BP veut tourner la page sur l'explosion du Deepwater Horizon, les 11 morts et les images de son puits de pétrole fuyant à gros jet dans les profondeurs du Golfe.

Pour ce faire, la pétrolière a décidé de montrer la porte à son directeur général, Tony Hayward, en espérant qu'il emportera dans ses cartons l'entière responsabilité du drame, en octobre prochain.

Ce faisant, BP privilégie la gestion de crise à la crise comme telle: elle choisit de miser sur les relations publiques plutôt que de s'attaquer à la culture manifestement déficiente de l'entreprise. Comme chaque fois qu'elle se trouve dans le pétrin, d'ailleurs.

À la fin des années 80, plombée par les mesures draconiennes du gouvernement Thatcher et le cours peu favorable du pétrole, British Petroleum largue son nom, conserve ses initiales et lance le programme Beyond Petroleum afin de miser sur les énergies renouvelables. Du moins c'est ce que prétendent les publicités.

Dix ans plus tard, l'image de l'entreprise reprend du mieux et la stratégie verte est discrètement abandonnée.

Au milieu des années 2000, une raffinerie de BP explose au Texas, tuant 15 personnes, puis un oléoduc éclate en Alaska. Accusée de négligence, la pétrolière réagit en limogeant son directeur général au profit d'un certain Tony Hayward, qui promet de faire de la sécurité industrielle sa grande priorité.

Mais à nouveau, l'entreprise rebondit et les gestes promis sont oubliés.

L'explosion du Deepwater Horizon en est une preuve éclatante. On ne sait pas encore ce qui s'est passé le 20 avril dernier, mais on en sait suffisamment sur le contexte entourant l'accident pour conclure que M. Hayward donnait dans le voeu pieux lorsqu'il s'est engagé à «montrer l'exemple en termes de sécurité industrielle».

Trois rapports, déjà, le confirment. Rédigé en septembre dernier, le premier révèle que près de 400 réparations étaient alors laissées en plan par le propriétaire de la plateforme, Transocean, même si plusieurs d'entre elles étaient urgentes. Qu'à cela ne tienne, la pétrolière a poursuivi le forage comme si de rien n'était.

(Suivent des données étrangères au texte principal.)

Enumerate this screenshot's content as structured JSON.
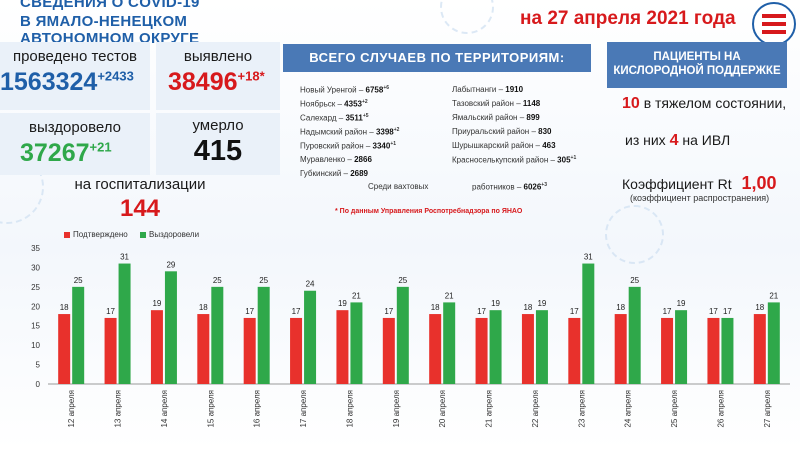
{
  "header": {
    "line1": "СВЕДЕНИЯ О COVID-19",
    "line2": "В ЯМАЛО-НЕНЕЦКОМ АВТОНОМНОМ ОКРУГЕ"
  },
  "date": "на 27 апреля 2021 года",
  "stats": {
    "tests_label": "проведено тестов",
    "tests_value": "1563324",
    "tests_delta": "+2433",
    "detected_label": "выявлено",
    "detected_value": "38496",
    "detected_delta": "+18*",
    "recovered_label": "выздоровело",
    "recovered_value": "37267",
    "recovered_delta": "+21",
    "died_label": "умерло",
    "died_value": "415",
    "hospital_label": "на госпитализации",
    "hospital_value": "144"
  },
  "territories": {
    "title": "ВСЕГО СЛУЧАЕВ ПО ТЕРРИТОРИЯМ:",
    "left": [
      {
        "name": "Новый Уренгой",
        "count": "6758",
        "delta": "+6"
      },
      {
        "name": "Ноябрьск",
        "count": "4353",
        "delta": "+2"
      },
      {
        "name": "Салехард",
        "count": "3511",
        "delta": "+5"
      },
      {
        "name": "Надымский район",
        "count": "3398",
        "delta": "+2"
      },
      {
        "name": "Пуровский район",
        "count": "3340",
        "delta": "+1"
      },
      {
        "name": "Муравленко",
        "count": "2866",
        "delta": ""
      },
      {
        "name": "Губкинский",
        "count": "2689",
        "delta": ""
      }
    ],
    "right": [
      {
        "name": "Лабытнанги",
        "count": "1910",
        "delta": ""
      },
      {
        "name": "Тазовский район",
        "count": "1148",
        "delta": ""
      },
      {
        "name": "Ямальский район",
        "count": "899",
        "delta": ""
      },
      {
        "name": "Приуральский район",
        "count": "830",
        "delta": ""
      },
      {
        "name": "Шурышкарский район",
        "count": "463",
        "delta": ""
      },
      {
        "name": "Красноселькупский район",
        "count": "305",
        "delta": "+1"
      }
    ],
    "shift_label": "Среди вахтовых",
    "shift_label2": "работников",
    "shift_count": "6026",
    "shift_delta": "+3",
    "note": "* По данным Управления Роспотребнадзора по ЯНАО"
  },
  "oxygen": {
    "title_line1": "ПАЦИЕНТЫ НА",
    "title_line2": "КИСЛОРОДНОЙ ПОДДЕРЖКЕ",
    "severe_count": "10",
    "severe_label": "в тяжелом состоянии,",
    "ivl_prefix": "из них",
    "ivl_count": "4",
    "ivl_label": "на  ИВЛ",
    "rt_label": "Коэффициент Rt",
    "rt_value": "1,00",
    "rt_sub": "(коэффициент распространения)"
  },
  "colors": {
    "confirmed": "#e8312c",
    "recovered": "#2fa84a",
    "accent": "#1f5fa8",
    "banner": "#4a79b6"
  },
  "chart_data": {
    "type": "bar",
    "categories": [
      "12 апреля",
      "13 апреля",
      "14 апреля",
      "15 апреля",
      "16 апреля",
      "17 апреля",
      "18 апреля",
      "19 апреля",
      "20 апреля",
      "21 апреля",
      "22 апреля",
      "23 апреля",
      "24 апреля",
      "25 апреля",
      "26 апреля",
      "27 апреля"
    ],
    "series": [
      {
        "name": "Подтверждено",
        "color": "#e8312c",
        "values": [
          18,
          17,
          19,
          18,
          17,
          17,
          19,
          17,
          18,
          17,
          18,
          17,
          18,
          17,
          17,
          18
        ]
      },
      {
        "name": "Выздоровели",
        "color": "#2fa84a",
        "values": [
          25,
          31,
          29,
          25,
          25,
          24,
          21,
          25,
          21,
          19,
          19,
          31,
          25,
          19,
          17,
          21
        ]
      }
    ],
    "ylim": [
      0,
      35
    ],
    "yticks": [
      0,
      5,
      10,
      15,
      20,
      25,
      30,
      35
    ],
    "grid": false,
    "legend": "top-left"
  }
}
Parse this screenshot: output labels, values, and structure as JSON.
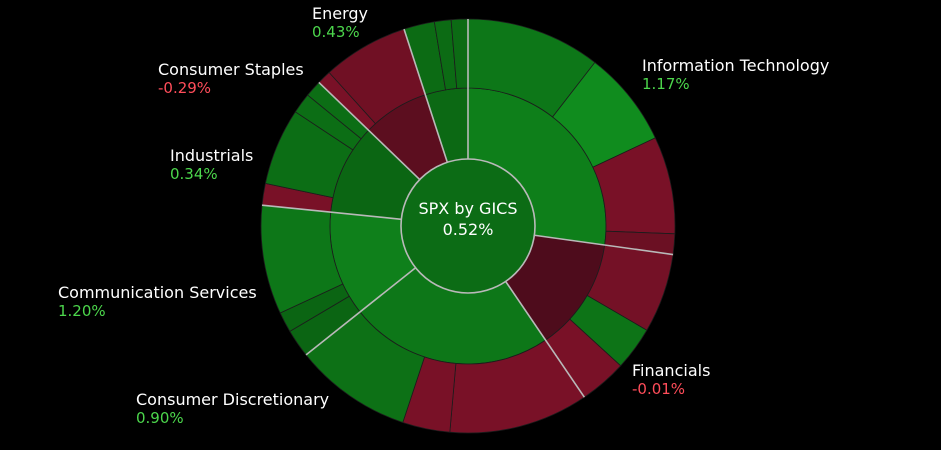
{
  "colors": {
    "background": "#000000",
    "positive_text": "#4cd64c",
    "negative_text": "#ff4d5a",
    "separator": "#b9b9b9"
  },
  "chart_data": {
    "type": "sunburst",
    "center": {
      "title": "SPX by GICS",
      "value": "0.52%",
      "change": 0.52
    },
    "sectors": [
      {
        "name": "Information Technology",
        "change_label": "1.17%",
        "change": 1.17,
        "weight": 27.2,
        "children": [
          {
            "weight": 10.5,
            "change": 0.9
          },
          {
            "weight": 7.5,
            "change": 1.6
          },
          {
            "weight": 7.6,
            "change": -0.9
          },
          {
            "weight": 1.6,
            "change": -0.6
          }
        ]
      },
      {
        "name": "Financials",
        "change_label": "-0.01%",
        "change": -0.01,
        "weight": 13.3,
        "children": [
          {
            "weight": 6.2,
            "change": -0.8
          },
          {
            "weight": 3.4,
            "change": 0.8
          },
          {
            "weight": 3.7,
            "change": -0.9
          }
        ]
      },
      {
        "name": "Consumer Discretionary",
        "change_label": "0.90%",
        "change": 0.9,
        "weight": 23.8,
        "children": [
          {
            "weight": 10.9,
            "change": -0.9
          },
          {
            "weight": 3.7,
            "change": -0.9
          },
          {
            "weight": 9.2,
            "change": 0.7
          }
        ]
      },
      {
        "name": "Communication Services",
        "change_label": "1.20%",
        "change": 1.2,
        "weight": 12.3,
        "children": [
          {
            "weight": 2.2,
            "change": 0.3
          },
          {
            "weight": 1.6,
            "change": 0.3
          },
          {
            "weight": 8.5,
            "change": 0.9
          }
        ]
      },
      {
        "name": "Industrials",
        "change_label": "0.34%",
        "change": 0.34,
        "weight": 10.6,
        "children": [
          {
            "weight": 1.7,
            "change": -0.9
          },
          {
            "weight": 6.0,
            "change": 0.6
          },
          {
            "weight": 1.6,
            "change": 0.6
          },
          {
            "weight": 1.3,
            "change": 0.6
          }
        ]
      },
      {
        "name": "Consumer Staples",
        "change_label": "-0.29%",
        "change": -0.29,
        "weight": 7.8,
        "children": [
          {
            "weight": 1.1,
            "change": -0.9
          },
          {
            "weight": 6.7,
            "change": -0.7
          }
        ]
      },
      {
        "name": "Energy",
        "change_label": "0.43%",
        "change": 0.43,
        "weight": 5.0,
        "children": [
          {
            "weight": 2.4,
            "change": 0.5
          },
          {
            "weight": 1.3,
            "change": 0.5
          },
          {
            "weight": 1.3,
            "change": 0.5
          }
        ]
      }
    ]
  }
}
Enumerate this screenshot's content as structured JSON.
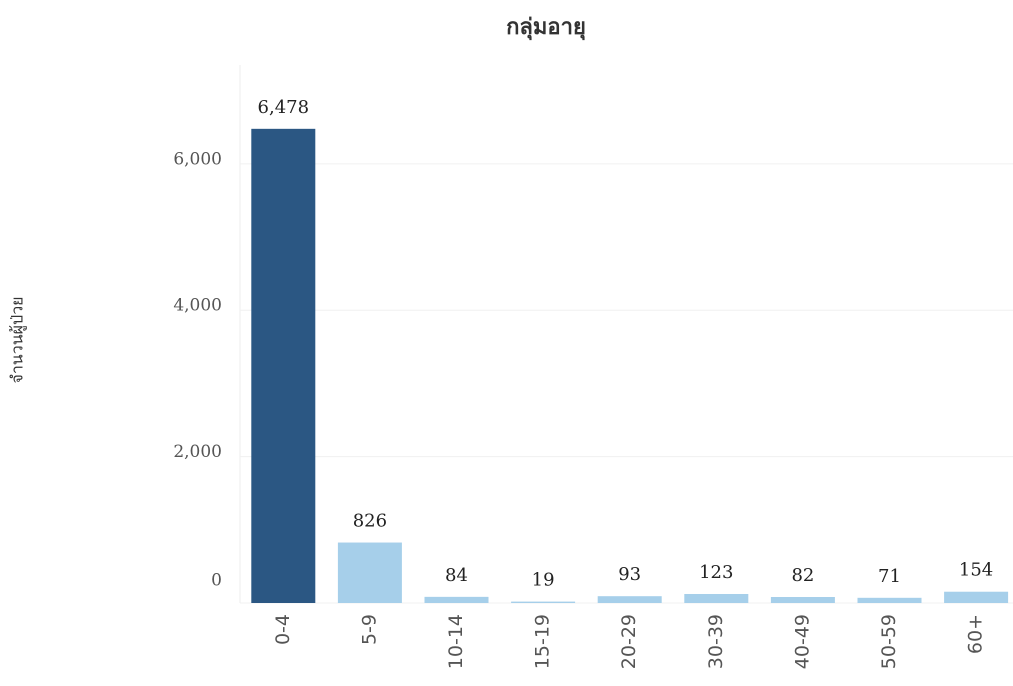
{
  "chart_data": {
    "type": "bar",
    "title": "กลุ่มอายุ",
    "y_label": "จำนวนผู้ป่วย",
    "categories": [
      "0-4",
      "5-9",
      "10-14",
      "15-19",
      "20-29",
      "30-39",
      "40-49",
      "50-59",
      "60+"
    ],
    "values": [
      6478,
      826,
      84,
      19,
      93,
      123,
      82,
      71,
      154
    ],
    "value_labels": [
      "6,478",
      "826",
      "84",
      "19",
      "93",
      "123",
      "82",
      "71",
      "154"
    ],
    "colors": [
      "#2b5783",
      "#a6cfea",
      "#a6cfea",
      "#a6cfea",
      "#a6cfea",
      "#a6cfea",
      "#a6cfea",
      "#a6cfea",
      "#a6cfea"
    ],
    "ylim": [
      0,
      7350
    ],
    "yticks": [
      0,
      {
        "value": 2000,
        "label": "2,000"
      },
      {
        "value": 4000,
        "label": "4,000"
      },
      {
        "value": 6000,
        "label": "6,000"
      }
    ],
    "grid": true
  }
}
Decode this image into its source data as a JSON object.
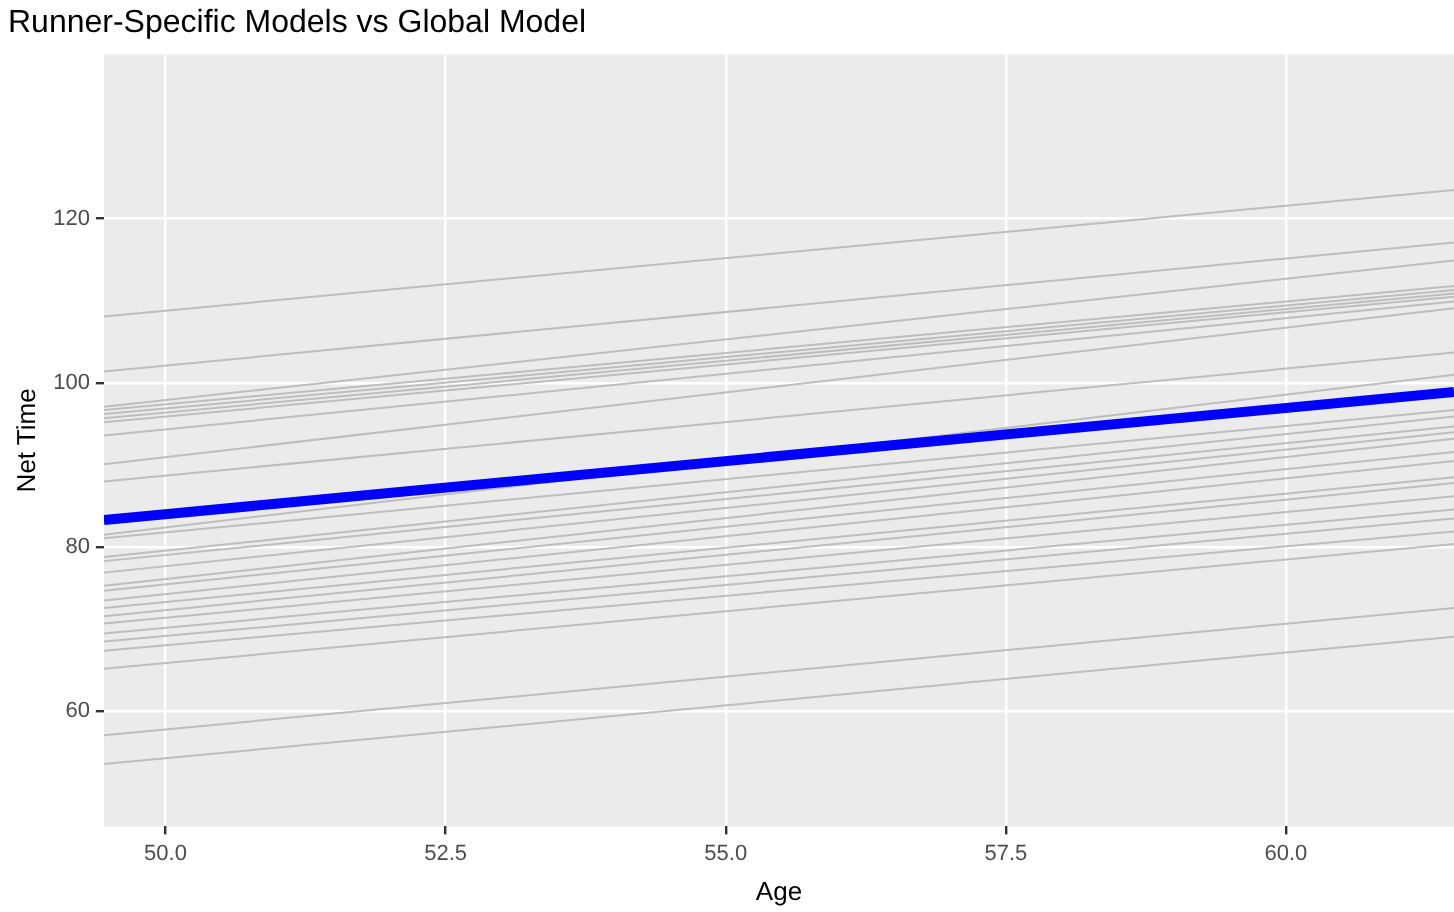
{
  "chart_data": {
    "type": "line",
    "title": "Runner-Specific Models vs Global Model",
    "xlabel": "Age",
    "ylabel": "Net Time",
    "x": [
      49.45,
      61.5
    ],
    "xlim": [
      49.45,
      61.5
    ],
    "xticks": [
      {
        "value": 50,
        "label": "50.0"
      },
      {
        "value": 52.5,
        "label": "52.5"
      },
      {
        "value": 55,
        "label": "55.0"
      },
      {
        "value": 57.5,
        "label": "57.5"
      },
      {
        "value": 60,
        "label": "60.0"
      }
    ],
    "ylim": [
      46,
      140
    ],
    "yticks": [
      60,
      80,
      100,
      120
    ],
    "grid": true,
    "legend": false,
    "marker": "none",
    "line_style": "solid",
    "series": [
      {
        "color": "#bdbdbd",
        "values": [
          108.1,
          123.5
        ]
      },
      {
        "color": "#bdbdbd",
        "values": [
          101.4,
          117.1
        ]
      },
      {
        "color": "#bdbdbd",
        "values": [
          97.1,
          114.9
        ]
      },
      {
        "color": "#bdbdbd",
        "values": [
          96.7,
          111.8
        ]
      },
      {
        "color": "#bdbdbd",
        "values": [
          96.2,
          111.3
        ]
      },
      {
        "color": "#bdbdbd",
        "values": [
          95.7,
          110.9
        ]
      },
      {
        "color": "#bdbdbd",
        "values": [
          95.2,
          110.5
        ]
      },
      {
        "color": "#bdbdbd",
        "values": [
          93.6,
          109.9
        ]
      },
      {
        "color": "#bdbdbd",
        "values": [
          90.1,
          109.1
        ]
      },
      {
        "color": "#bdbdbd",
        "values": [
          88.0,
          103.7
        ]
      },
      {
        "color": "#bdbdbd",
        "values": [
          81.5,
          101.0
        ]
      },
      {
        "color": "#bdbdbd",
        "values": [
          81.1,
          96.7
        ]
      },
      {
        "color": "#bdbdbd",
        "values": [
          78.8,
          95.9
        ]
      },
      {
        "color": "#bdbdbd",
        "values": [
          78.3,
          94.7
        ]
      },
      {
        "color": "#bdbdbd",
        "values": [
          76.9,
          94.0
        ]
      },
      {
        "color": "#bdbdbd",
        "values": [
          75.3,
          93.2
        ]
      },
      {
        "color": "#bdbdbd",
        "values": [
          74.7,
          91.6
        ]
      },
      {
        "color": "#bdbdbd",
        "values": [
          73.5,
          90.5
        ]
      },
      {
        "color": "#bdbdbd",
        "values": [
          72.6,
          88.5
        ]
      },
      {
        "color": "#bdbdbd",
        "values": [
          71.6,
          87.8
        ]
      },
      {
        "color": "#bdbdbd",
        "values": [
          70.7,
          86.2
        ]
      },
      {
        "color": "#bdbdbd",
        "values": [
          69.5,
          84.6
        ]
      },
      {
        "color": "#bdbdbd",
        "values": [
          68.5,
          83.5
        ]
      },
      {
        "color": "#bdbdbd",
        "values": [
          67.4,
          81.9
        ]
      },
      {
        "color": "#bdbdbd",
        "values": [
          65.2,
          80.4
        ]
      },
      {
        "color": "#bdbdbd",
        "values": [
          57.1,
          72.6
        ]
      },
      {
        "color": "#bdbdbd",
        "values": [
          53.6,
          69.1
        ]
      },
      {
        "color": "#0000ff",
        "values": [
          83.3,
          98.9
        ]
      }
    ]
  }
}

Les deux autres documents, élaborés par une firme en sécurité maritime quelques jours avant l'explosion, révèlent pour leur part de fréquents «comportements mettant en péril la sécurité» sur la plateforme. Les employés sondés voyaient là une «conséquence de la nécessité de forer plutôt que de s'assurer de la bonne maintenance» des équipements.

Difficile de ne pas déceler une certaine insouciance, une culture d'entreprise axée sur le court terme et l'appât du gain plus que sur le bien-être des employés ou le respect des clients. Ce que confirment en quelque sorte les gaffes à répétition de Hayward, qui a qualifié l'impact de la marée noire de «très, très modeste», et de son patron, Carl-Henric Svanberg, qui s'est dit plein de compassion pour ces «petites gens» victimes de la marée noire...

Contrairement à ce que l'on tente de nous faire croire, la marée noire n'est pas la faute d'un seul homme, aussi piètre communicateur soit-il, mais bien d'une culture d'entreprise qu'encore personne n'a promis de changer.